There's nothing right or wrong about doing it that way. I think about this topic from time to time as well. It comes down to two different aspects.
1. Practically speaking, what is the best way to manage my cashflow. There's alot of advice on this forum about keeping an "emergency fund" cash cushion. I think that's incredibly useful advice for anyone, particularly just starting out. MMM wrote an article about the costs of such a cushion, something like cash cushion vs. springy debt. His argument went something like, at some point, once you're...you know...rich...maybe it's OK to just have a floating low-interest line of credit you can pull on, like a Home Equity Line of Credit (HELOC).
2. What's my FIRE number really?
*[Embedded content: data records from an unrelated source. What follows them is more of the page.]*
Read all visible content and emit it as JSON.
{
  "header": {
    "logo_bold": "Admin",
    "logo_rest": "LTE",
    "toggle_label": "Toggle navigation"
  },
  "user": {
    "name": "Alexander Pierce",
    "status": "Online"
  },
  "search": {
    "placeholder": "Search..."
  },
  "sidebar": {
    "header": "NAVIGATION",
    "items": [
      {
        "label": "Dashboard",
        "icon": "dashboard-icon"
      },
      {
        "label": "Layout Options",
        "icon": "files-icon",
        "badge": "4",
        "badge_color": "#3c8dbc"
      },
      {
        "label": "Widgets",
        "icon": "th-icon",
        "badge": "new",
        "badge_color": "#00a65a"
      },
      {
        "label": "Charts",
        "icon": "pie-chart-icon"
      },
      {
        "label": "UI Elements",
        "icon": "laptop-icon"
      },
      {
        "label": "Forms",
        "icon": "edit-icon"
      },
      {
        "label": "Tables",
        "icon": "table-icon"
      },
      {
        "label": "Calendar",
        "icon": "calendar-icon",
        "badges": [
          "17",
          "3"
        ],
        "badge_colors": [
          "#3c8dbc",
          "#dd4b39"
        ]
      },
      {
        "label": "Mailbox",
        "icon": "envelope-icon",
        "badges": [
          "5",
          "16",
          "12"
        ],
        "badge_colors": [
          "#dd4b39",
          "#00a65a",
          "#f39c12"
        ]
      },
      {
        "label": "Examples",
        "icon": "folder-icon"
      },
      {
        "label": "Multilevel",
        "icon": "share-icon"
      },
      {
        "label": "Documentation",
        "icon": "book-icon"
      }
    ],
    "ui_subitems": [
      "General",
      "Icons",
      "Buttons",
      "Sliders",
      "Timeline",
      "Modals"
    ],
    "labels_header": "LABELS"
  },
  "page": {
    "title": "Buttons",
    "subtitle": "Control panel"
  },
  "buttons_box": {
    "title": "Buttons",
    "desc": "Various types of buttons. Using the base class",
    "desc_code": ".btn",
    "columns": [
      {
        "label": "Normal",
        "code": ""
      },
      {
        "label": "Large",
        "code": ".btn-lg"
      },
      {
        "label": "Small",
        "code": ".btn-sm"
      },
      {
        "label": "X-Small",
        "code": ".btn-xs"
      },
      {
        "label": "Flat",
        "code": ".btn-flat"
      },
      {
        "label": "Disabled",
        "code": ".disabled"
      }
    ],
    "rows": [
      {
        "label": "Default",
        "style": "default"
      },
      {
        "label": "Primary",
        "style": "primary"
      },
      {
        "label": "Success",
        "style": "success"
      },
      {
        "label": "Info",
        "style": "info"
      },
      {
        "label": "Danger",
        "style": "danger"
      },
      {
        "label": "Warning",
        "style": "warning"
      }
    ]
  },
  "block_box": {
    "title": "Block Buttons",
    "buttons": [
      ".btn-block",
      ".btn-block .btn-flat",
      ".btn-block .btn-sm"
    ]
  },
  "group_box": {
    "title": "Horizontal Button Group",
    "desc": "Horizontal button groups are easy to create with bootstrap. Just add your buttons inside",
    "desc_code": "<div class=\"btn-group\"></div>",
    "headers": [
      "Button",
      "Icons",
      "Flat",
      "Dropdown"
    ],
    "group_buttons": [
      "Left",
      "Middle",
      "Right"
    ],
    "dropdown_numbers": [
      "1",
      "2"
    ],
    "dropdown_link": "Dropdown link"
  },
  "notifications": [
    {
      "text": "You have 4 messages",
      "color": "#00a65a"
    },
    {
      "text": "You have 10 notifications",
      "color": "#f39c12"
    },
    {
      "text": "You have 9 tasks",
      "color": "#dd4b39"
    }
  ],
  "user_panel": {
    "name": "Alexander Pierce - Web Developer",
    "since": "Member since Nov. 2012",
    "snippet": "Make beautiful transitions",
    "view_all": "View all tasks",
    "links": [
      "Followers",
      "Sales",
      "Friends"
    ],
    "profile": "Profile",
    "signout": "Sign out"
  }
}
If my annual spend is absolutely going to include an item, such as property taxes, then I include it in my annual spend. But other things are optional. Think of a home maintenance task like painting a bedroom. That isn't likely to be an urgent task. So it isn't a big deal to put my hands on some money to do that. If it blows my budget for this month, I can adjust some things, maybe do it next month. Once I'm FIRE, I can wait for a really good day in the market and sell a share of something. In any case, I'm not likely going to run into sequence of returns risk by having to sell something at a huge loss to pay for some paint.
But what if the maintenance item is a new roof? Well, that's where the HELOC comes in. I can get right to work on that roof, and then over the next few months figure out what to do about paying for it, either working a little bit part time (the horror) or adjusting down some spend in other areas. Or waiting for that really good day in the markets.
Hopefully the urgent need for a new roof is because an insurance-covered windstorm came in and so it doesn't matter, because most of the really big expenses I might slam into are covered by insurance. So there's a cap to the HELOC-expected expenses in a given year: my insurance deductible.
I don't know what the right answer is, and it varies by person. For my part, I am still working, so right now I cover these things out of new money, going into my second year of not keeping a cushion. Not sure the aggravation of having to keep such a close eye on the checking account is worth it, but it is an experience. Like when you were planning to sell some VTSAX to pay for property taxes and the markets have their worst opening week ever. Flexibility remains key.
As long as you don't forget that these bigger ticket, non-monthly costs are on the horizon, you should be OK. My annual spend number, and thus my FIRE number, include things like property taxes and insurance, as well as all my other monthly bills. But my budget as a whole is annual, not monthly.